Ихил Шрайбман - Далее...
— Девушку мы пока назовем Соней. Красивая, глаз не оторвешь. Медицинская сестра. Война, Киев оккупирован, Соня эвакуировалась с родителями в Ташкент, работает в военном госпитале. Госпиталь не очень большой, но работа — трудней не придумаешь. Тяжелораненые, многочасовые операции, фронтовики без ног, без рук, без глаз, их оперируют, лечат, а потом еще сколько усилий, чтобы они снова почувствовали себя людьми, вернулись к жизни. Однажды привезли парня, тяжело раненного в оба глаза. Назовем пока этого парня Виктором. Ему сделали две операции, два раза снимали бандажи — и все попусту. Виктор навсегда остался слепым. После повторной операции шесть месяцев Виктора держали в госпитале. Но в одно прекрасное утро именно на Соню пал жребий: его, такого вот, навсегда слепого, отвезти домой, в деревню, где он жил до войны. Поезда ходили в то время еще медленнее, чем сейчас. Соня с Виктором провели четыре дня в дороге. В первый день Виктор был в сносном расположении духа, иногда даже словечко произнесет. На второй день замолчал. На третий — и молчит, и еду не принимает. На четвертый день, перед самым прибытием на место, он сказал Соне:
— Все равно я жить не буду!..
— Что это значит? Как это понимать? — Соню аж затрясло.

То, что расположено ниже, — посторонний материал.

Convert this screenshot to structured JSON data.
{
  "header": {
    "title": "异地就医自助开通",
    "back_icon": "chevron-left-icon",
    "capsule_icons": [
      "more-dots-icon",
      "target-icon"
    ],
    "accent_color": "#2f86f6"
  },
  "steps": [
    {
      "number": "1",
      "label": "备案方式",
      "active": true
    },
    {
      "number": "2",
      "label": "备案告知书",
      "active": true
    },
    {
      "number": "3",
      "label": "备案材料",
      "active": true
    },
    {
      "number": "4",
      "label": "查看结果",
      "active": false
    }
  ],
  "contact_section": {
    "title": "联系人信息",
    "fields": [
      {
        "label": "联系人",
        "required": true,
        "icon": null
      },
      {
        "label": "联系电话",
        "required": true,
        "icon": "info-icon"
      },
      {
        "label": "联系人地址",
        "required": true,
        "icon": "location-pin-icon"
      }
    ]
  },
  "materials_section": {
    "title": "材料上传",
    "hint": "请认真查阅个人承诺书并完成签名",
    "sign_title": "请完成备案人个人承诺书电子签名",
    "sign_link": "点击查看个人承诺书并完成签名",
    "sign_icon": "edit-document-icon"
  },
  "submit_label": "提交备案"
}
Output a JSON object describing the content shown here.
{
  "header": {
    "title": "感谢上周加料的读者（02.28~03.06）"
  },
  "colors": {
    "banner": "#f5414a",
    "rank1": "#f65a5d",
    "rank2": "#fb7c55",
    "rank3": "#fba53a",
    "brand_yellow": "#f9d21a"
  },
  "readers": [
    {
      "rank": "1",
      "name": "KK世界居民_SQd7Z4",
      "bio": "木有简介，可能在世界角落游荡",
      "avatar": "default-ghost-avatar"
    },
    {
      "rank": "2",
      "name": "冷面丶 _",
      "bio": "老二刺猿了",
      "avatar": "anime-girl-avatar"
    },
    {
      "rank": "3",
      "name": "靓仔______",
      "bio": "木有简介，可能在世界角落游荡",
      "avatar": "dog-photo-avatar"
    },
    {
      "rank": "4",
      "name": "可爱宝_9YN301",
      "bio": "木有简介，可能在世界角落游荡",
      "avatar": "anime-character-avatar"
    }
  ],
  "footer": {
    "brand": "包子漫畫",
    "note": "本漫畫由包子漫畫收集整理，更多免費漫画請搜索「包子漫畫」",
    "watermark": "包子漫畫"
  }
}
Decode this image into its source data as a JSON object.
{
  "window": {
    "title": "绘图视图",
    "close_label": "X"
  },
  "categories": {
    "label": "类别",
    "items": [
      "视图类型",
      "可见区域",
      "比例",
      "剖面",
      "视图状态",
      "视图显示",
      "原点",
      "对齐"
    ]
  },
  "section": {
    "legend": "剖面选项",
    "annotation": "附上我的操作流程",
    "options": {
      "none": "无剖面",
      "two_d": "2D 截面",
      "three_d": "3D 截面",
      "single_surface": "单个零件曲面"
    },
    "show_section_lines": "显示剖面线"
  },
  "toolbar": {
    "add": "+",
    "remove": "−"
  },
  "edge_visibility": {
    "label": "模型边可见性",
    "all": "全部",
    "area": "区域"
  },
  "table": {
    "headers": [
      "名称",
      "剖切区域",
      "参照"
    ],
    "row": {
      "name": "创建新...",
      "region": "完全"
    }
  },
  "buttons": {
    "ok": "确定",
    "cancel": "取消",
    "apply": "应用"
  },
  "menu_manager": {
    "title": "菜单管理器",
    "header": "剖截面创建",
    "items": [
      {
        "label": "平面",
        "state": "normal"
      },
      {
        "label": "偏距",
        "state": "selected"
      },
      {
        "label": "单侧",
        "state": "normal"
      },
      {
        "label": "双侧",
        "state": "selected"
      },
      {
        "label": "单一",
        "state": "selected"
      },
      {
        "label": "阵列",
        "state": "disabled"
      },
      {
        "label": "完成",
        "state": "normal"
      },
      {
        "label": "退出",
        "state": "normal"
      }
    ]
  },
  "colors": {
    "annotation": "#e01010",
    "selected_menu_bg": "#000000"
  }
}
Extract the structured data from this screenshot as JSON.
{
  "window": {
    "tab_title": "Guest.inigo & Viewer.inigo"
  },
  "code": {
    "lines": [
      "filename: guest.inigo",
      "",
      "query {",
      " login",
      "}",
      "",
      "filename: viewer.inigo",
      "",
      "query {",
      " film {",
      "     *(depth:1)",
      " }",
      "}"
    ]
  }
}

— Как говорю, так и надо понимать. Не хочу оставаться вечной обузой для родителей, изо дня в день торчать бельмом в глазу. А кроме них — кому еще я нужен?
— Мне. Мне ты нужен!.. — Соня припала к нему головой и разрыдалась.
Родители Сони в Ташкенте чуть с ума не сошли. Летели телеграммы, звонили телефоны — урезонивали и по-хорошему и по-плохому. Когда отец Сони через десять дней приехал в ту деревню, чтобы убедиться, что да как, Соня и Виктор жили уже вместе в отдельном домике, уже расписались в сельсовете, были мужем и женой. Родители Сони решили, поразмыслив, что все это — романтические бредни их дочери, каприз ее восемнадцати лет — пусть даже безумный каприз, — но это пройдет. Война тем временем продолжалась, свершались крупные события. Киев был освобожден. Немного погодя старшие вернулись из Ташкента домой. С Соней поначалу даже не переписывались; потом начали понемногу отвечать на ее письма, сами засыпать ее письмами; в конце концов послали Соне и Виктору вызов в Киев — чтобы хоть жить рядом с ними. У Сони и Виктора в ту пору уже и ребенок был.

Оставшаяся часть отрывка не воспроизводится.